Our test for BOLD signal non-linearity is based on a physiologically motivated non-linear model of behaviour within the brain, estimating BOLD signal as an interaction between blood volume and blood flow. Although this is a viable model, further research has since extended and refined understanding of non-linear BOLD behaviour (e.g. [39
]) as well as the non-linear adaptation of raw neural signal components [41
]. It would be interesting to test and compare the appropriateness of such advanced non-linear models using Lagrange Multiplier anomaly tests, further exploring the relationship between multiple stimuli, study design, scan parameters and inter-session variability.
To the best of our knowledge there are no existing theoretical tests for the presence of BOLD signal non-linearity. Volterra characterisation of the non-linear Balloon model [39
] treats the hemodynamic system as a black box, hence only judging the non-linearity fit through empirical comparison of the model and associated Volterra series expansion. In contrast, the LM method directly and quantitatively tests specific model characteristics, without needing to actually fit the alternative model.
Other future development of Lagrange Multiplier methods could include testing for fMRI model violation in such assumptions as spatial independence, validity of the ‘Double Gamma with temporal derivative’ HRF specification and stationary noise distributions.

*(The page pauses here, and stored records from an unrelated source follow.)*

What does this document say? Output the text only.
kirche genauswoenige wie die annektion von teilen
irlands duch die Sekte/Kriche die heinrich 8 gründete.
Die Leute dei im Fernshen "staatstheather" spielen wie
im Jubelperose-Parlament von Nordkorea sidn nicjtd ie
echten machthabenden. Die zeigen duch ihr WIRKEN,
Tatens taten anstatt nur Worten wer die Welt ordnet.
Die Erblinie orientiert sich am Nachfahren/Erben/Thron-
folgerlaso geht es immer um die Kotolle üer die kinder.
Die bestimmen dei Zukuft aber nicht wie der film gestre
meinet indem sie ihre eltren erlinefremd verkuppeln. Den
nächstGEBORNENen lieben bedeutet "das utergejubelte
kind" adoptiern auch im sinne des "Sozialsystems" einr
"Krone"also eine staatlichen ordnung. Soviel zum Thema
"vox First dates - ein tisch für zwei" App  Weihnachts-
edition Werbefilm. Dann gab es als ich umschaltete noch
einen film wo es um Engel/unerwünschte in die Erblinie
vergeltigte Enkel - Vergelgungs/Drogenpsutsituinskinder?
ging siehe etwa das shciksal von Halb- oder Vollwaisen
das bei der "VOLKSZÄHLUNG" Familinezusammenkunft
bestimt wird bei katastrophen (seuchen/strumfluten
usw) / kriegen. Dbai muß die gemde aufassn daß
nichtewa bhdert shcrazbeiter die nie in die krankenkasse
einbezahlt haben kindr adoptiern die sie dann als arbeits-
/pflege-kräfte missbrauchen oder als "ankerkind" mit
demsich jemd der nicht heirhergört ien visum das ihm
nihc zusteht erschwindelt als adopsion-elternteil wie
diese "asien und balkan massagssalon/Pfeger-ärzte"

In the examples presented, the model assumptions are not violated at every ‘active’ voxel which supposedly contains relevant BOLD signal. Nevertheless we suggest that data showing any model violation should be re-analysed using more advanced methodology appropriate to the types of model violations found. As outlined in Section III-D, the alternative model is specified already as part of the anomaly test derivation.
Fitting that alternative model (e.g. for subsequent BOLD activation testing if that is the aim of the experiment) can present challenges depending on the circumstance. Mainstream fMRI software packages offer some choice in model selection, e.g. using a FIR model for the HRF estimation; however many suitable model choices are not straightforward to implement or are available only from in-house software development. This presents an ongoing challenge to provide suitable, accessible software for the fMRI community.